Kuniaki Takahashi1, MD; Ply Chichareon1,2, MD; Rodrigo Modolo1,3, MD; Norihiro Kogame1, MD; Chun Chin Chang4, MD; Mariusz Tomaniak4,5, MD; Aris Moschovitis6, MD; Nick Curzen7, BM (Hons), PhD; Michael Haude8, MD; Werner Jung9, MD; Lene Holmvang10, MD, DMSc; Scot Garg11, MD, PhD; Jan G.P. Tijssen1,12, PhD; Joanna J. Wykrzykowska1, MD, PhD; Robbert J. de Winter1, MD, PhD; Christian Hamm13, MD; Philippe Gabriel Steg14, MD; Hans-Peter Stoll15, MD; Yoshinobu Onuma16, MD, PhD; Marco Valgimigli17, MD, PhD; Pascal Vranckx18, MD, PhD; Stephan Windecker17, MD; Patrick W. Serruys16, MD, PhD
1. Academic Medical Center, University of Amsterdam, Amsterdam, the Netherlands; 2. Division of Cardiology, Department of Internal Medicine, Faculty of Medicine, Prince of Songkla University, Songkhla, Thailand; 3. Department of Internal Medicine, Cardiology Division, University of Campinas (UNICAMP), Campinas, Brazil; 4. Department of Interventional Cardiology, Thoraxcenter, Erasmus Medical Center, Rotterdam, the Netherlands; 5. First Department of Cardiology, Medical University of Warsaw, Warsaw, Poland; 6. Tiefenauspital, Bern, Switzerland; 7. University Hospital Southampton, Southampton, and Faculty of Medicine, University of Southampton, Southampton, United Kingdom; 8. Städtische Kliniken Neuss, Lukaskrankenhaus GmbH, Neuss, Germany; 9. Schwarzwald-Baar Klinikum, Villingen-Schwenningen, Germany; 10. Copenhagen University Hospital – Rigshospitalet, Copenhagen, Denmark; 11. Royal Blackburn Hospital, Blackburn, United Kingdom; 12. Cardialysis B.V., Rotterdam, the Netherlands; 13. Kerckhoff Campus, University of Giessen, Bad Nauheim, Germany; 14. FACT (French Alliance for Cardiovascular Trials), Université Paris-Diderot, Paris, France; 15. Biosensors Clinical Research, Morges, Switzerland; 16. Department of Cardiology, National University of Ireland, Galway, Ireland; 17. Department of Cardiology, University of Bern, Inselspital, Bern, Switzerland; 18. Jessa Ziekenhuis, Faculty of Medicine and Life Sciences at the Hasselt University, Hasselt, Belgium
Aims: The aim of this study was to evaluate the impact of a novel antiplatelet regimen in patients with increasing total stent length (TSL).

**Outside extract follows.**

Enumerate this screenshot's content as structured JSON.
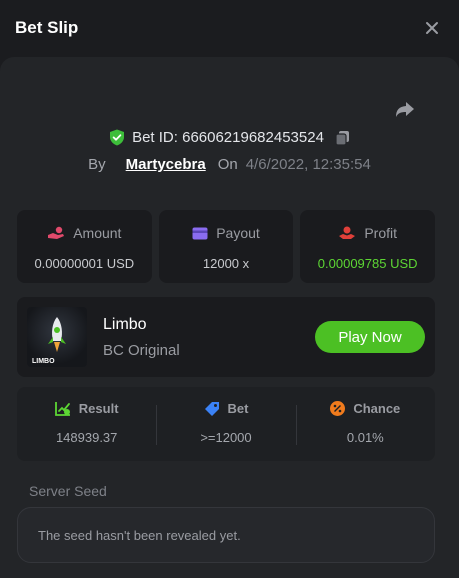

Methods and results: This is a post hoc analysis of the GLOBAL LEADERS trial, a prospective, multicentre, open-label, randomised trial, investigating the impact of the experimental strategy (one-month dual antiplatelet therapy [DAPT] followed by 23-month ticagrelor monotherapy) versus the reference regimen (12-month DAPT followed by 12-month aspirin monotherapy) in patients with a Biolimus A9-eluting stent (BES). The primary endpoint was the composite of all-cause death and new Q-wave myocardial infarction (MI), and the secondary endpoint was Bleeding Academic Research Consortium (BARC) type 3 or 5 bleeding at two years. To investigate the association between total stent length and outcomes, groups were compared in quartiles according to TSL; the fourth quartile group was at significantly higher ischaemic risk at two years. In that stratum (TSL ≥46 mm), the experimental strategy significantly reduced the risk of the primary endpoint (hazard ratio [HR] 0.67, 95% confidence interval [CI]: 0.49-0.90; pinteraction=0.043), while demonstrating a similar risk of BARC type 3 or 5 bleeding (HR 0.99, 95% CI: 0.66-1.49; pinteraction=0.975).
Conclusions: Ticagrelor monotherapy could potentially balance ischaemic and bleeding risks, thereby achieving a net clinical benefit in patients with a TSL ≥46 mm with a BES.